Just because India is hosting doesn’t mean other cultures are left out. Evenings bring dragon boat races and floating lantern launches, booths offer lessons in origami and Japanese moss ball planting, and artists sell Asian crafts (in addition to general artisan products common at all festivals). Food vendors whip up Thai noodles, Indonesian BBQ, and Hawaiian shaved ice. I decide to mainly stick with the Indian theme, though, and enjoy samosas with mint chutney, with a Filipino milk tea for fun.
The city of Los Angeles is more than 10% of Asian descent, with the greater LA area home to millions more, so it is nice to be out celebrating my neighbors. The crowd comes and goes, with most staying an hour or so it seems, always to be replenished by more eager to explore, and it is a crowd truly representative of the diversity of Los Angeles. While Asians are present, the majority are not, and are just here to bask in the sun and in the glow of multiculturalism that this city seems to embrace more than just about any other.
I spend some time in the afternoon at the beer garden.

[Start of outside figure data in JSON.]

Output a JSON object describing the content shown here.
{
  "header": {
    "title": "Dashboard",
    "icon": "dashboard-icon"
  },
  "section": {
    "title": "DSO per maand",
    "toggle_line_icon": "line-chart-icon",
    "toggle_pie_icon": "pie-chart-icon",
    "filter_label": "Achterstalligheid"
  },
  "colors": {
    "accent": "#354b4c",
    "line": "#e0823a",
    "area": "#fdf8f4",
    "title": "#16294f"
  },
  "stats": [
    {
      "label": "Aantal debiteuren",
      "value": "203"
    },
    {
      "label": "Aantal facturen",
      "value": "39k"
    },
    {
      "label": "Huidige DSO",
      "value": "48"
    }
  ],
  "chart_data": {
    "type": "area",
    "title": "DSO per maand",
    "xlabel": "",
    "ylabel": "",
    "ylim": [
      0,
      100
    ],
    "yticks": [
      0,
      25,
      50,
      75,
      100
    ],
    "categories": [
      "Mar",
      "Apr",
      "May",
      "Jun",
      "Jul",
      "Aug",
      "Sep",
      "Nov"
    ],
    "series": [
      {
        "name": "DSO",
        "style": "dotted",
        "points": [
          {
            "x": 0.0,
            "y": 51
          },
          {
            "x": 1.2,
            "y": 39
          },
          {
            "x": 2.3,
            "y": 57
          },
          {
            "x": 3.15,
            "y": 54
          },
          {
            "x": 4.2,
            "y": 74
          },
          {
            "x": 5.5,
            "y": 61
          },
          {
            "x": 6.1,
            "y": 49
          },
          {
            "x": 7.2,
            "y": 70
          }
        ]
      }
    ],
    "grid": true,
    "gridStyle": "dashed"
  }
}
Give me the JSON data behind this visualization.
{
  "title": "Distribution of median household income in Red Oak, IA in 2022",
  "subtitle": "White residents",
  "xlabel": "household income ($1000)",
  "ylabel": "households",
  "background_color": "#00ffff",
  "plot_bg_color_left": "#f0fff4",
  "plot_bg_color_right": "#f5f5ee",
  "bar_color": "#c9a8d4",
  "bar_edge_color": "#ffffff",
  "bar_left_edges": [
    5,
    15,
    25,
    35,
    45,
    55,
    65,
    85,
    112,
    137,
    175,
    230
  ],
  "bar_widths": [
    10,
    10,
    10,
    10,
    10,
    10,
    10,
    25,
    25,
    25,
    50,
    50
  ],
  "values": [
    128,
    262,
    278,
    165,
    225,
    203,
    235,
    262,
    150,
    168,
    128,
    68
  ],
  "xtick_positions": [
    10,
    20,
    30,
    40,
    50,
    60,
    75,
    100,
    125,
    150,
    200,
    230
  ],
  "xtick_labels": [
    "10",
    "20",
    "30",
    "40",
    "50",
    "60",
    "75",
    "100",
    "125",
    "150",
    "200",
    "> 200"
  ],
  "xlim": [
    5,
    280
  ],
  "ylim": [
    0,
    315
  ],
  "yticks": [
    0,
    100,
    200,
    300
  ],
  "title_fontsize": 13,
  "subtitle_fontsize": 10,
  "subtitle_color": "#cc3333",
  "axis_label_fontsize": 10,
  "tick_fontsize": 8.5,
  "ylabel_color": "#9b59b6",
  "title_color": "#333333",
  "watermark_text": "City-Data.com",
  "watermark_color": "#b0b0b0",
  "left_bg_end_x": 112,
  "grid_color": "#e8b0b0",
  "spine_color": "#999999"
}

Hosted by the LA County Brewers Guild, it contains a half dozen or so independent breweries’ offerings, with profits split between the nonprofit Guild and the city’s parks department. I opt for a Citra from El Segundo Brewery, a light ale perfect for a warm afternoon in the sun, and marvel at the event unfolding around me.
The Lotus Festival really celebrates what is best about Los Angeles: cultural diversity, great food, small business, and fun in the sun. That it is hosted by the city itself and not left to a third party is a distinction not lost on me. That it is free is a sign of the dedication of the city and its leadership to those core principles that make LA great.
One more lap around the lake, and another look at the lotuses in bloom, and it is time to head home – with a container of biryani for dinner. I am so grateful to live here, to be part of the fabric of a city that is proud of its many heritages. I’ll be back next year!